Fig 1.
A) Three and two-generation family configurations useful for inferring recombination events (type I in blue on the left and type II in yellow on the right). B) An example pedigree in which one type I (in blue) and two type II families (in yellow with stripe patterns) can be extracted.
Fig 2.
The steps of Recombulator-X are represented on the left column of the figure, while we reported a simplified example on the right using just three X-STRs.
1) Preprocessing: Recombulator-X reads the PED file, performs preliminary quality checks, extracts the informative type I and type II families and phases all the females, whenever their father is available. 2) Likelihood computation, depending on the family type: in the case of a phased mother (type I family), the likelihood (L1) of each possible recombination is computed and summed up. Here, the red crosses indicate genetic incompatibilities (mutations greater than one repeat), while the single red lines correspond to compatible single-step mutations. When the grandfather is not available (and thus the mother cannot be phased, type II family), this process is repeated for each possible maternal phase (L2). 3) In the last step—optimization—the likelihood of the entire dataset is computed by multiplying together the likelihood of each family and Recombulator-X searches the parameters (recombination and mutation rates) that maximize the global likelihood.
Fig 3.
Mean time needed to compute the likelihood for one family typed over up to 10,000 markers.
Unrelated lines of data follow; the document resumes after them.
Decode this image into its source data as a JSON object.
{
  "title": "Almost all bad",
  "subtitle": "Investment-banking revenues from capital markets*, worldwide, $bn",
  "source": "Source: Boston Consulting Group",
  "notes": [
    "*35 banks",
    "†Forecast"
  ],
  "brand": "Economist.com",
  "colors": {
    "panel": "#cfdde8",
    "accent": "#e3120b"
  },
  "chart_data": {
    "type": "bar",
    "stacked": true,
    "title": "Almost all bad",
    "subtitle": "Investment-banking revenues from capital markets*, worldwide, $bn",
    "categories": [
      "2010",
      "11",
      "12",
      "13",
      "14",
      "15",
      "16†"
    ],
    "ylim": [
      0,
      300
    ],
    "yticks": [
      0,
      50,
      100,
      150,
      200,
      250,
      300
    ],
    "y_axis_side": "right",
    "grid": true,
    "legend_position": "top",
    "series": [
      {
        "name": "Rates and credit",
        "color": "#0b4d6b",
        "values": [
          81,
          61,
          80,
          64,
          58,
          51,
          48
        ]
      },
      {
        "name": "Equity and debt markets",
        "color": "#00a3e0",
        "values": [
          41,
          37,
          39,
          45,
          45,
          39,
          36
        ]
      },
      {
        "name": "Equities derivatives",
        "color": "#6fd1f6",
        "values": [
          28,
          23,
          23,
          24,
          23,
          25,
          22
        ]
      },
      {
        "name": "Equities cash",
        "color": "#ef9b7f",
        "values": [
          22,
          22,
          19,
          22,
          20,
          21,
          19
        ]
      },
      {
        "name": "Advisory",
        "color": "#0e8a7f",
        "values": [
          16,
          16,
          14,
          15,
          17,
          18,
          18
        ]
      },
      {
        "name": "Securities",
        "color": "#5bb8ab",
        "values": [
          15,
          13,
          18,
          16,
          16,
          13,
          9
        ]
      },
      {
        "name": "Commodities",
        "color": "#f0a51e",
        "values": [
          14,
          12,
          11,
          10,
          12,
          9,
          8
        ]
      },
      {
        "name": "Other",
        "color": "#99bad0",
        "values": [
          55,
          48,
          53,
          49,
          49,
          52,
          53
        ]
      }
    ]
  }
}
Each implementation is represented with a different colour, while the linestyle refers to family types. The y axis is in log scale. For each implementation, the number of markers was progressively increased until the computation time went above one second per family.
Fig 4.
Recombination and mutation estimation times using the fastest (dynamic-numba) likelihood implementation depending on the number of markers.
A simulated dataset of 100 type I families (A) and one of 100 type I and 100 type II families (B) were tested. Times are in seconds, with a logarithmic axis for the right panel.